Rest assured, this isn't a malicious separation or breach of trust like all the previous times. Even now, I'm certain Zero and I care about each other in the weird way we always have before. Maybe I'm wrong to think that; maybe she really hates my guts and wants nothing to do with me anymore. Even if that turned out to be true, the way I feel isn't going to change. The heartache I have now is only because I've failed yet again to turn Zero into a friend, this time permanently. I'm sure there will be other chances for me to try this again with somebody else, but today isn't that day.
Zero? I know you're never going to hear my voice again, unless fate brings us together in some unlikely run-in. So I'll just say this for now. If somehow, you're out there reading my life's story, if you've come all this way into the journey, and have somehow figured out which characters we really are despite changing the names of all of us to shield our identity to the world, then I just want you to understand how I feel from this moment. I know you're intelligent enough to decipher what is going on in these words, to discover halfway - the familiarities to that one guy you once knew in middle and high school, so that you would know for certain which one I really am.

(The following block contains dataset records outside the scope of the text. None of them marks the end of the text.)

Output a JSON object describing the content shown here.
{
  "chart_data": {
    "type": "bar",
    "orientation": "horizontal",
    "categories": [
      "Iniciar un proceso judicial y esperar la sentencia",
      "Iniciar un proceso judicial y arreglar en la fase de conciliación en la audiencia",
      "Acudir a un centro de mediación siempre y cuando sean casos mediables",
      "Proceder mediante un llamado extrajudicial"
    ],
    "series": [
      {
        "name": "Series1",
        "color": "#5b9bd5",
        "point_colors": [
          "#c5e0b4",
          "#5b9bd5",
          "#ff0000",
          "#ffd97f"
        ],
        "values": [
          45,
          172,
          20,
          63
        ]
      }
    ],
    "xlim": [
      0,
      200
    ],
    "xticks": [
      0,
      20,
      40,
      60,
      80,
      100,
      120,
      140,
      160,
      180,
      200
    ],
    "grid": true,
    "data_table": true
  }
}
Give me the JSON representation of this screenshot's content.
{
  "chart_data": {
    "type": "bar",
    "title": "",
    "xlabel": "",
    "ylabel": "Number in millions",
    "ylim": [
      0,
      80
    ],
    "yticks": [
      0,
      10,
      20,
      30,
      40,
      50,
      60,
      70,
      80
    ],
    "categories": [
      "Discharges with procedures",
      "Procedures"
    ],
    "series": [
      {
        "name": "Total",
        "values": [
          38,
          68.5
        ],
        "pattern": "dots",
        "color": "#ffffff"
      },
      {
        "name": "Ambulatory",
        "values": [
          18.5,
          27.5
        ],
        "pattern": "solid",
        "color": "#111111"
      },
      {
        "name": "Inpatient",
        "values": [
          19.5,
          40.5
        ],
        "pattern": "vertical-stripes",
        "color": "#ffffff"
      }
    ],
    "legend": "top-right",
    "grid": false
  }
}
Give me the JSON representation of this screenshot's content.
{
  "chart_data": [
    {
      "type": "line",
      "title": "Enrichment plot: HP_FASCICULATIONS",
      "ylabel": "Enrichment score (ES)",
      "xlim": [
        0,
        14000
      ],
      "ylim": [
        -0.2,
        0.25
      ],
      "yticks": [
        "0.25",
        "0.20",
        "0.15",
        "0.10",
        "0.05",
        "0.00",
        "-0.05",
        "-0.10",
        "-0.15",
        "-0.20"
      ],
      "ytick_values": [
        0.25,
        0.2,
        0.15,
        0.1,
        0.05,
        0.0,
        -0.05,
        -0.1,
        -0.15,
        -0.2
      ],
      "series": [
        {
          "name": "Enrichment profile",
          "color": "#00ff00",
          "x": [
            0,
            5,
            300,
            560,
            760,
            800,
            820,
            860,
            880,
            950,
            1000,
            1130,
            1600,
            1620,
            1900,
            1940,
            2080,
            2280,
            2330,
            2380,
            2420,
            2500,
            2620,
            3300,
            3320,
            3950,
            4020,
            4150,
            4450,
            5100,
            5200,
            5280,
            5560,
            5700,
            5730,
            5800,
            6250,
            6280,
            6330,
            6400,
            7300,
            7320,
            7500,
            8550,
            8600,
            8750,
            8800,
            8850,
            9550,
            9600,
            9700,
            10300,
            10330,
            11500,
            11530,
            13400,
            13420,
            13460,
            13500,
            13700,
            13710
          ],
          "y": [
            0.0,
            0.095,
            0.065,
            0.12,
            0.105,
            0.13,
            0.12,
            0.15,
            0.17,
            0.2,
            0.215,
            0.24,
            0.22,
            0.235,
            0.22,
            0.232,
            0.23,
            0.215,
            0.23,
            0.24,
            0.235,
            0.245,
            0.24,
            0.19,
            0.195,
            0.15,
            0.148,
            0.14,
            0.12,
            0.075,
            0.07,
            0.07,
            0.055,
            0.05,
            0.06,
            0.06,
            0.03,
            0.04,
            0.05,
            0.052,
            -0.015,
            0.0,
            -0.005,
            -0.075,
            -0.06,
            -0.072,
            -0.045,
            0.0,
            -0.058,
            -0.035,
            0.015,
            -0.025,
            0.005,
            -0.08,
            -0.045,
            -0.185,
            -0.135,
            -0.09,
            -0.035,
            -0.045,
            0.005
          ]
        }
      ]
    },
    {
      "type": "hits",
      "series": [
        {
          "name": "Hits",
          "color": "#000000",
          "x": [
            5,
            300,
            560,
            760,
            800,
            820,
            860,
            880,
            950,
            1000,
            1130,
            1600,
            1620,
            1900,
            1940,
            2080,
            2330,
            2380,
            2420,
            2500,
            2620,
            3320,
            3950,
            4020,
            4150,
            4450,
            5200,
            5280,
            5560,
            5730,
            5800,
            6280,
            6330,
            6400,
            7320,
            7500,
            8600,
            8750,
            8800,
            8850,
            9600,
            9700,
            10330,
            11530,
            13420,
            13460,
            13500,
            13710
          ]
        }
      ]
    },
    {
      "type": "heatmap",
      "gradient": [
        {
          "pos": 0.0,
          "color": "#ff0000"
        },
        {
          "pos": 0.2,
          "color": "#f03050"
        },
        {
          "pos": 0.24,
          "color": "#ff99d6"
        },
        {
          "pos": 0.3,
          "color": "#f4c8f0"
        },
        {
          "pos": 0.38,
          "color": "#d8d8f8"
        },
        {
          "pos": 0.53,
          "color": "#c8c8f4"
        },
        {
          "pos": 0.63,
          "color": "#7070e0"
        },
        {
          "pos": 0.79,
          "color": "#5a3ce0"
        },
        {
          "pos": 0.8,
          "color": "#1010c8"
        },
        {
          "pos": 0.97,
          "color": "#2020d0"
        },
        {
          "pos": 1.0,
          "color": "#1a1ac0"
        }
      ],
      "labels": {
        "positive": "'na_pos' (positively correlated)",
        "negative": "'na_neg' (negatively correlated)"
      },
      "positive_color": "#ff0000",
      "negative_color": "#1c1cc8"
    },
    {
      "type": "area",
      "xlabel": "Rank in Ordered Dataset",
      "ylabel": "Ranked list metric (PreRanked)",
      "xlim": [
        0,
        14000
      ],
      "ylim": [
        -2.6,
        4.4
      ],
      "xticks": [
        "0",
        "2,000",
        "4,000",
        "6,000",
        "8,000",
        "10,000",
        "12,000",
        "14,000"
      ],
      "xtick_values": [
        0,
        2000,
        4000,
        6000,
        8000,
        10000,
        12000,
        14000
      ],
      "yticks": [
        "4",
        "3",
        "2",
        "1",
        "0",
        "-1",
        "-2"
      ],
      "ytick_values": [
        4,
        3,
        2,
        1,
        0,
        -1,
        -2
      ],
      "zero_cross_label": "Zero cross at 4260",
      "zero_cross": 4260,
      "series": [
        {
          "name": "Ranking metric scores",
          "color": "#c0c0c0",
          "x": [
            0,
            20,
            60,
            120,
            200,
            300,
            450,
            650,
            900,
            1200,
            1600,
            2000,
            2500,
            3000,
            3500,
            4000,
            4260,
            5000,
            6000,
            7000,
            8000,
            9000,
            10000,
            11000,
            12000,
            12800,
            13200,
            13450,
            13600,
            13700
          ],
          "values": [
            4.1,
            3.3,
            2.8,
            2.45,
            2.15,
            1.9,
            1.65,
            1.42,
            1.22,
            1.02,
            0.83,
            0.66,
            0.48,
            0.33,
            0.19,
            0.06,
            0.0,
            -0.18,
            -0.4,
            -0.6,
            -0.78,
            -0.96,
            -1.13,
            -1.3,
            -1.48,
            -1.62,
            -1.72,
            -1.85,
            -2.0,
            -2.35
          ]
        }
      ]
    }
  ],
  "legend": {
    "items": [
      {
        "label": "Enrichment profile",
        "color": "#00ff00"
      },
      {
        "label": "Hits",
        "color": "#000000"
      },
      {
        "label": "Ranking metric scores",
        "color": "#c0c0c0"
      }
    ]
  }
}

I never held your words or your actions against me like I did with everybody else. I know how the things I told you that day made you feel, and I know you just wanted what was best for me. I was never angry about what you said, only momentarily frustrated that none have accepted the implausibility of our life. There isn't anything to forgive in the first place. You wanted to live your own life of happiness, and I realized I was only going to mess things up if I kept trying to stay in contact with you. I always wanted what was best for both of us, and I hope you're doing well after all these years later. I love you Zero, as a friend, as someone I know I can always trust, like a strong sibling I never had.
Understand, I was never crazy to begin with. I'm still with Lumina after so many years, and there isn't anything that could ever make me happier. The world is a bigger place than either of us can imagine, and just because something is invisible to most, doesn't mean it isn't real. Please, keep living a happy life, so that I don't have to worry. I happen to have faith in both of us.